Make a commitment to achieve a set daily goal in reading before opening those addictive Apps. I make opening SoMed a reward for having read/listened to a specific number of pages or chapters of a book. Until I achieve my daily reading goal, I don’t (in fact, I can’t) answer Mark Zuckerberg’s call. I do this using App blockers. I won’t name any here; just Google, and you will find them. Set the time to lock out social media Apps every day and then stay focused.
3. Turn off notifications on all your social media accounts.
Don’t let Mark remote-control you and dictate when you open his Apps. Put yourself in control of when you come on and off SoMed. Now, I want you to stop reading.
Go to your phone settings, click the notification and check off notifications for Facebook, Instagram, WhatsApp, Twitter, TikTok — all of them. Now, move the Apps off your phone’s homepage and rearrange them such that it takes some effort to get to them on your phone.
Out of sight is out of mind. Social media is designed to get you hooked on the platform. That is why they would notify you about every unnecessary thing, just to bring you back on. This is how they make money. Conversely, this is how you lose your time, and if care isn’t taken, how you lose your life.
Reading books is the complete opposite. The more time you spend buried in the pages and making engaging notes, the better you become in character, in knowledge, in communication, at work and I dare say, in life generally. Choose wisely.
4. Have a ‘no social media’ day or days in a week.
Mine are Mondays and Thursdays. These are days that I don’t touch purely social Apps: Facebook, Instagram, and Twitter. I don’t use TikTok and all the others at all. To make this benefit and strengthen my reading muscles, I invented what I called ‘Bookworm Days.’
These are days I read for longer hours, a minimum of 5 hours depending on my calendar. These are Mondays and Thursdays, and as you can see, I chose them to coincide with my ‘no social media’ days. To take me off the noise on social media these days, I set my App blocker to block all social media apps on these two days.
5. Have an accountability partner or partners.

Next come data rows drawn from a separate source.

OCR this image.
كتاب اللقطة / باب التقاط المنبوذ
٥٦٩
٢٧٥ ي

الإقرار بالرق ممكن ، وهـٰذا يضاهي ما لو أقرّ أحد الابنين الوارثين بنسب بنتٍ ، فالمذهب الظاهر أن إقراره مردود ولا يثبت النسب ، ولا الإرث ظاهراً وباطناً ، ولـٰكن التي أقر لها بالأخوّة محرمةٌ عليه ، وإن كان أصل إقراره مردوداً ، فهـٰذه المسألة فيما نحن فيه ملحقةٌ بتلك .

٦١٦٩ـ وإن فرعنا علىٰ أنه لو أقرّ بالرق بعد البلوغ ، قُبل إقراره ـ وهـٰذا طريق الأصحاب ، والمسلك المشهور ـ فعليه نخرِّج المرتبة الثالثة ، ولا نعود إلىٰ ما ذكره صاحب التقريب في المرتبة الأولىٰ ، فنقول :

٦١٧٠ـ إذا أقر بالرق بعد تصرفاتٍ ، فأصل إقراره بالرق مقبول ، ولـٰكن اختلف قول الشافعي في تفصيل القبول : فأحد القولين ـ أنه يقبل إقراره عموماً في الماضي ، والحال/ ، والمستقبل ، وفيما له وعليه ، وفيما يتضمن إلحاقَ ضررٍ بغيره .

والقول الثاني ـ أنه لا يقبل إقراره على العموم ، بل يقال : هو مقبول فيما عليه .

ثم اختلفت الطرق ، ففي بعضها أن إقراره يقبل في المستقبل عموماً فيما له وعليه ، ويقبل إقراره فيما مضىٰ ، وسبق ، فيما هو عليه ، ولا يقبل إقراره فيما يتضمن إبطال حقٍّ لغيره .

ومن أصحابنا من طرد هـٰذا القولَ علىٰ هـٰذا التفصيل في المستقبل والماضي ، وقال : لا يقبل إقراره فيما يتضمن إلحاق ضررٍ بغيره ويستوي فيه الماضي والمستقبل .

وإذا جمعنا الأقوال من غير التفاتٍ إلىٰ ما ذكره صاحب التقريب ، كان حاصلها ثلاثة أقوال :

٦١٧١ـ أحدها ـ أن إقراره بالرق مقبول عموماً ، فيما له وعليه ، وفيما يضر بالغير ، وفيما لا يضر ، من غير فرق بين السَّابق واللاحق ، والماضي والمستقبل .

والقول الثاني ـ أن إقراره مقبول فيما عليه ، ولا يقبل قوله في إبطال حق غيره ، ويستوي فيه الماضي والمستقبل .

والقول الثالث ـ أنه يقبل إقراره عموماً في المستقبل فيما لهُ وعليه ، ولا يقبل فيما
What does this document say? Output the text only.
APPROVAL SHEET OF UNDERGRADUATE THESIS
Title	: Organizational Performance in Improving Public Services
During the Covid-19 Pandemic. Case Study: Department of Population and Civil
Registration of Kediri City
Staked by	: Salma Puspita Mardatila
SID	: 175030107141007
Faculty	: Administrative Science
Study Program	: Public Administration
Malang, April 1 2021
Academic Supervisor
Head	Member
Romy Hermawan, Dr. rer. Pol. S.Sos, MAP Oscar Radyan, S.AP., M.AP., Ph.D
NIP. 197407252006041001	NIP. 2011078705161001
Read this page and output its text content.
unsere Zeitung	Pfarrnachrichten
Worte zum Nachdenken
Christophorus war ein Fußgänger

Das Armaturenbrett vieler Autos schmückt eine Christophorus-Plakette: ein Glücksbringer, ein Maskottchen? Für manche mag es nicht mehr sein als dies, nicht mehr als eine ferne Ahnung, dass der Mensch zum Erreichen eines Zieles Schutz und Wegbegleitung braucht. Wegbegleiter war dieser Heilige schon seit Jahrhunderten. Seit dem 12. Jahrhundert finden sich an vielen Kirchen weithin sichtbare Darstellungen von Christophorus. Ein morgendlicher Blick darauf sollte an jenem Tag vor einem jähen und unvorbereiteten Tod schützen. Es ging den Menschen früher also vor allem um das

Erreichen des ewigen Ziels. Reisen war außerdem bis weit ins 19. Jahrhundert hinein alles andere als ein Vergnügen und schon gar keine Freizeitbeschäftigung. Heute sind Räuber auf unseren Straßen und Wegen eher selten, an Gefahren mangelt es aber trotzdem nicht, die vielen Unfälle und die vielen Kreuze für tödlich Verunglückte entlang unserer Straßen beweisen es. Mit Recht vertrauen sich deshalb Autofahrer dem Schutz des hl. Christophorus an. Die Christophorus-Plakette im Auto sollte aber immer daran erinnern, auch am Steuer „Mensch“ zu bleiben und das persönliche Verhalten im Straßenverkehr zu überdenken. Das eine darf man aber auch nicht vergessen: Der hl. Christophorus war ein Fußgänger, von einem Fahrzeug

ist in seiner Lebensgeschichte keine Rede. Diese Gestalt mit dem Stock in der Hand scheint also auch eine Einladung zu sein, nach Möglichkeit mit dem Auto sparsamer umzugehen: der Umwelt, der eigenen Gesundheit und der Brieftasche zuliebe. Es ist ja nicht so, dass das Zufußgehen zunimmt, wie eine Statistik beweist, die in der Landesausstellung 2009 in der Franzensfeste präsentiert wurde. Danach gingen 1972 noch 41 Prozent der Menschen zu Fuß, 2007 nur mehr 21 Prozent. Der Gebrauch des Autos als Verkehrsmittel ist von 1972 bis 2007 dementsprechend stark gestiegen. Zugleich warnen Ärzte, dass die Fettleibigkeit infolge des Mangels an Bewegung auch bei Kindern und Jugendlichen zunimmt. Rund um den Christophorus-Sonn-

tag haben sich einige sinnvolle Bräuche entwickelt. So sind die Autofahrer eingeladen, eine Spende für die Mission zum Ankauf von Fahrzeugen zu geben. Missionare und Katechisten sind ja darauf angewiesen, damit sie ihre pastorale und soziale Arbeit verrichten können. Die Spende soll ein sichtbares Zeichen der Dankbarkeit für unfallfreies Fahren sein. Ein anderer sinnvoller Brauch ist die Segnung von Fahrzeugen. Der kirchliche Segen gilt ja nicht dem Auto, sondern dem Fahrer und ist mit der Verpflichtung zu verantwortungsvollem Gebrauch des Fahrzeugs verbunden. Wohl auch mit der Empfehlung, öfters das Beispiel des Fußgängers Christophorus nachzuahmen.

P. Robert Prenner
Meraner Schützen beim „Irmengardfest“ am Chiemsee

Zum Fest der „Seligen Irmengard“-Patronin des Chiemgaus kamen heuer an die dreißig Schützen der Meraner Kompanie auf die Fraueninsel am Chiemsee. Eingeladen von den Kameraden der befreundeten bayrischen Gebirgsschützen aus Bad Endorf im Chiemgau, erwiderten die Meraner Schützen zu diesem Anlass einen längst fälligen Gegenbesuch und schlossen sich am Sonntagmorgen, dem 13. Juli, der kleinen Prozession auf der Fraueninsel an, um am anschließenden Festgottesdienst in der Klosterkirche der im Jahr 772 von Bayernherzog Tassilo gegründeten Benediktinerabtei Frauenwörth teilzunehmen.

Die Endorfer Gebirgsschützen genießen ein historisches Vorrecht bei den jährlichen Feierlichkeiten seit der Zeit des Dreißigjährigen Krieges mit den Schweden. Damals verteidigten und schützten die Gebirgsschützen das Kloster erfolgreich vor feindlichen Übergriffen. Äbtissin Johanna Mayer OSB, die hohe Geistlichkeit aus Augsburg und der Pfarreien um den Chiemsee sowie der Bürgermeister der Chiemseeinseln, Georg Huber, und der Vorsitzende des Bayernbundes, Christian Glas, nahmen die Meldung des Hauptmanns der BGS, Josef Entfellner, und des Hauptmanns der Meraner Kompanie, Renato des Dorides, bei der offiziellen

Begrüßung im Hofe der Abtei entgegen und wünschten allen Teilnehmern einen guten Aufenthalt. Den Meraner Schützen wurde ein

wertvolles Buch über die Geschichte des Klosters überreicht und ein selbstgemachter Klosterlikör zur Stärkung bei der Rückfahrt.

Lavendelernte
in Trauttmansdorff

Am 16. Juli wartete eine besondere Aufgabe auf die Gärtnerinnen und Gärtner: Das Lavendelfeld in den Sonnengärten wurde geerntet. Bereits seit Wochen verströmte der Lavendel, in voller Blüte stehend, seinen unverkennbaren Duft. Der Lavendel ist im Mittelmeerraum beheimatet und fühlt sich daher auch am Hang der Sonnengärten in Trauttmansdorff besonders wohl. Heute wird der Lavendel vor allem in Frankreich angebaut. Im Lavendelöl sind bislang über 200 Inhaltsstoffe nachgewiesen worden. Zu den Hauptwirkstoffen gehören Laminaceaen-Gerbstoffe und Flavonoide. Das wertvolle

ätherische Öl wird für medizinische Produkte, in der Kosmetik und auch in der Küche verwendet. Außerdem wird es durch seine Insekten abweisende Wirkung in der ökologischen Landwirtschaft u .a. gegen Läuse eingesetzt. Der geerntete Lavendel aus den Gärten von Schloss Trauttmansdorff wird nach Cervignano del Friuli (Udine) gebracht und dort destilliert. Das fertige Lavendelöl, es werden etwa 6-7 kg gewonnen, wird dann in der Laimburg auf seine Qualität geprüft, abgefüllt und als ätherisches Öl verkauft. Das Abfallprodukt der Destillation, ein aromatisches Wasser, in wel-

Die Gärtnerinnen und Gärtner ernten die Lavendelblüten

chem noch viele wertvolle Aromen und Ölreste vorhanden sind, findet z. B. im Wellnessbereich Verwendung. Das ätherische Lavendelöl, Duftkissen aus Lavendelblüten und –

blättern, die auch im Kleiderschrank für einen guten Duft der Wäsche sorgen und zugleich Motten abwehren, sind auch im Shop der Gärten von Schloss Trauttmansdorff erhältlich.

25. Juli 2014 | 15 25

This could be anyone: your friend, family member, or colleague who aims to read more and ‘socialize less’ just like you. Both of you would look out for and help each other stay disciplined and on course. It helps if you are near the person, but it doesn’t matter.
It is also important that both of you are spending (or agree to spend) fairly the same amount of time reading. My wife and I used to be accountability partners to each other, but since her business requires a longer presence on Instagram (by the way, please check out her page — @valuenclassy, and patronize her), it wouldn’t make sense to use Apple to analyze Oranges, so I had to look for a new partner.
Here is the summary of the 5 tricks.
1. Approach life with a productivity mindset.
2. Have a daily reading goal
3. Turn off notifications on all your social media accounts.
4. Have a ‘no social media day.’
5. Get an accountability partner
Conclusion
Just like any technology, social media is neutral. Its effects on us depend on how we use it. Everyone in the world agrees that the lesser time someone spends on personal social media pages, the better the person’s overall productivity and health. Books, on the other hand, are proportional in effect. The more time we spend reading, the better the effects on our lives.
Over the years, these two have been competing for our time. Although reading books is more helpful to us overall, the addictive effect of social media makes some people gravitate more towards it. Social media is like junk food. We know that too much of it is bad for our health, but the taste keeps us ordering more.
As wise people, there comes a time when we have to make a conscious decision to prioritize our health over our taste buds. In a world where everyone lives on the street of social media, and everything goes on therein, this is by no mean an easy decision, but we can try.